Module 2: Resurgent functions
Instructor: D. Sauzin
- Reminders on Gevrey asymptotics and Borel-Laplace transform (cf. Schäfke's course). The Nevanlinna theorem. Examples (Airy, Ei(z), Erf (z), Stirling).
- The definition of "resurgence". Analytic continuation in the Borel plane and stability by convolution. Application to non-linear dynamics. The example of the saddle-node.

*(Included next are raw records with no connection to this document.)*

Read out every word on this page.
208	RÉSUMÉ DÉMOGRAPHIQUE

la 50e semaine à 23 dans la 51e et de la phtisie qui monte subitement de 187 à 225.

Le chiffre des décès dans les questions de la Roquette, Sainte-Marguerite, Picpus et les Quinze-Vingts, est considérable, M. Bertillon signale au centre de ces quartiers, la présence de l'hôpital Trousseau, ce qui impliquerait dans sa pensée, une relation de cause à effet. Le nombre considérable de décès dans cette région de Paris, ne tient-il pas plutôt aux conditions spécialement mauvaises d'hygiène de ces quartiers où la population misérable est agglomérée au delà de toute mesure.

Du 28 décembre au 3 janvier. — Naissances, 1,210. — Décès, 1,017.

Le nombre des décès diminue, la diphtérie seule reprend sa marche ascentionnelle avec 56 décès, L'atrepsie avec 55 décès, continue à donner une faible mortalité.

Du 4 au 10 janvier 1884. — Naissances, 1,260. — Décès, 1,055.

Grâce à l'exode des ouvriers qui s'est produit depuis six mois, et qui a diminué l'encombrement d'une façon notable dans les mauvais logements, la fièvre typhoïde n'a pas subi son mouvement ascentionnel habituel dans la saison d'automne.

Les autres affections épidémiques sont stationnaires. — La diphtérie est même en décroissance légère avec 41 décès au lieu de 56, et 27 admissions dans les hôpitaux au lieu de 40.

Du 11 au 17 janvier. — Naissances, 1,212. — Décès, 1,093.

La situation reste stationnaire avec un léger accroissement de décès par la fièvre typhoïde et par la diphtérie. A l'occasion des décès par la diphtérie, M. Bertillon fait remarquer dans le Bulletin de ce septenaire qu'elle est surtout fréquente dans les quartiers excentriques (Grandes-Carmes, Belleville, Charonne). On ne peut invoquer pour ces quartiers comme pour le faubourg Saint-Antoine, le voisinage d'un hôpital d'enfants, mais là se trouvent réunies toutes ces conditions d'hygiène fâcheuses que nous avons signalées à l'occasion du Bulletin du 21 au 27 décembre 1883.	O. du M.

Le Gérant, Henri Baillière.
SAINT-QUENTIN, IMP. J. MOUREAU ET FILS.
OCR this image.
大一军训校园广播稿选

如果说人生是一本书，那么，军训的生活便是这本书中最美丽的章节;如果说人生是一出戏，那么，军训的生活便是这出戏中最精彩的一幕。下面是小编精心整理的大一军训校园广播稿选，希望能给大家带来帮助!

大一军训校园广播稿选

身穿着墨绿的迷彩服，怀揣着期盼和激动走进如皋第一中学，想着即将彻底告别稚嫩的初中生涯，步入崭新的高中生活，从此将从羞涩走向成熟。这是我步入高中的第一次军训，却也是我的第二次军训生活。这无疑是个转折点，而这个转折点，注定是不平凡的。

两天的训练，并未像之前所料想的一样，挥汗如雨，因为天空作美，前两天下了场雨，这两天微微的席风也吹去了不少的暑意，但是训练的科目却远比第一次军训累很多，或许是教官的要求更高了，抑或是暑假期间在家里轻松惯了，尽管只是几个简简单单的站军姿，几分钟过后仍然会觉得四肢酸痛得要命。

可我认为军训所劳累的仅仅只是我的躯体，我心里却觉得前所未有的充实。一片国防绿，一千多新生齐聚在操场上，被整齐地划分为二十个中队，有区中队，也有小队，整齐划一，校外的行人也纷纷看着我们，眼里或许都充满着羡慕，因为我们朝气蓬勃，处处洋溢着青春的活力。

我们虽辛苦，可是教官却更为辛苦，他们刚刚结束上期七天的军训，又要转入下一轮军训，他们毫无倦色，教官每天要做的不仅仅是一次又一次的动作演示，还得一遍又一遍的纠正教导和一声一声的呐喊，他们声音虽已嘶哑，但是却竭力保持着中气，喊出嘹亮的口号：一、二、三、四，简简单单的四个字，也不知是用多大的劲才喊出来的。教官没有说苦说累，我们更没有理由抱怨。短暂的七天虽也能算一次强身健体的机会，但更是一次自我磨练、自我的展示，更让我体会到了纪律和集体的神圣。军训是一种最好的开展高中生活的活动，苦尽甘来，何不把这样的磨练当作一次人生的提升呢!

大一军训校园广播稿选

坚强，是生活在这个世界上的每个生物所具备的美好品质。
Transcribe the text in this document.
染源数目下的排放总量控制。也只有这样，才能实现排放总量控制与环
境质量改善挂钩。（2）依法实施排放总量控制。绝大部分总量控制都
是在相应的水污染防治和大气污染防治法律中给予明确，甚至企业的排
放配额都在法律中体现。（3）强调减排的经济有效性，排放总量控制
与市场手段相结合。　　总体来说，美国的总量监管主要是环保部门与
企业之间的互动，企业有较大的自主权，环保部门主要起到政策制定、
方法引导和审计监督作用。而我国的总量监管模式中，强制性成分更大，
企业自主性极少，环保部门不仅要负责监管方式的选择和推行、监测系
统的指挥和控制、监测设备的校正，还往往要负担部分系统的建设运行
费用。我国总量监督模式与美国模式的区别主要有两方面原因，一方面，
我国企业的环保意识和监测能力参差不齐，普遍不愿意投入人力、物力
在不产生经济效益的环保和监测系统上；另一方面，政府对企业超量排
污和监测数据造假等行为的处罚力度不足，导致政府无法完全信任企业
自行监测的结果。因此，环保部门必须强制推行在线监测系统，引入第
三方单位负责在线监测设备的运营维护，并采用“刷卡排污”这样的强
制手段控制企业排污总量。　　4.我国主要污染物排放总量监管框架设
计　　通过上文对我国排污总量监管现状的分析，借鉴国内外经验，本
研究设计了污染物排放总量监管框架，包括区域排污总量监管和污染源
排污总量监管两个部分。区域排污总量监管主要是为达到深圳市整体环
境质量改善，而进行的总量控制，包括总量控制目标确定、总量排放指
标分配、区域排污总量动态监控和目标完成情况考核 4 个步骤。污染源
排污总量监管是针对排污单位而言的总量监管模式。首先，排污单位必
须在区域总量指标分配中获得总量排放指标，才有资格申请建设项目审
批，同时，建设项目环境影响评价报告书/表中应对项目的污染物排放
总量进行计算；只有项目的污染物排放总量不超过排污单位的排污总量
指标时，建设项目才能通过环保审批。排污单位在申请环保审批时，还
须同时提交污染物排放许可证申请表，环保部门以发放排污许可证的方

- Ecalle's "Alien calculus". The definition of "alien derivations". The "bridge equation".=
Module 3: Non-oscillatory trajectories
Instructor: F. Sanz
The course deals with the qualitative study of oscillatory and non- oscillatory trajectories of real analytic vector fields, mainly in dimension three. In the first part of the course, we describe several kinds of asymptotic behaviour that such transcendental objects can have: axial spiraling, asymptotic linking, separation by projection. In the second part, we will study non-oscillatory trajectories that belonging to new o-minimal structures, an application of the contents of the courses given by J.-P. Rolin, R. Schäfke and F. Cano.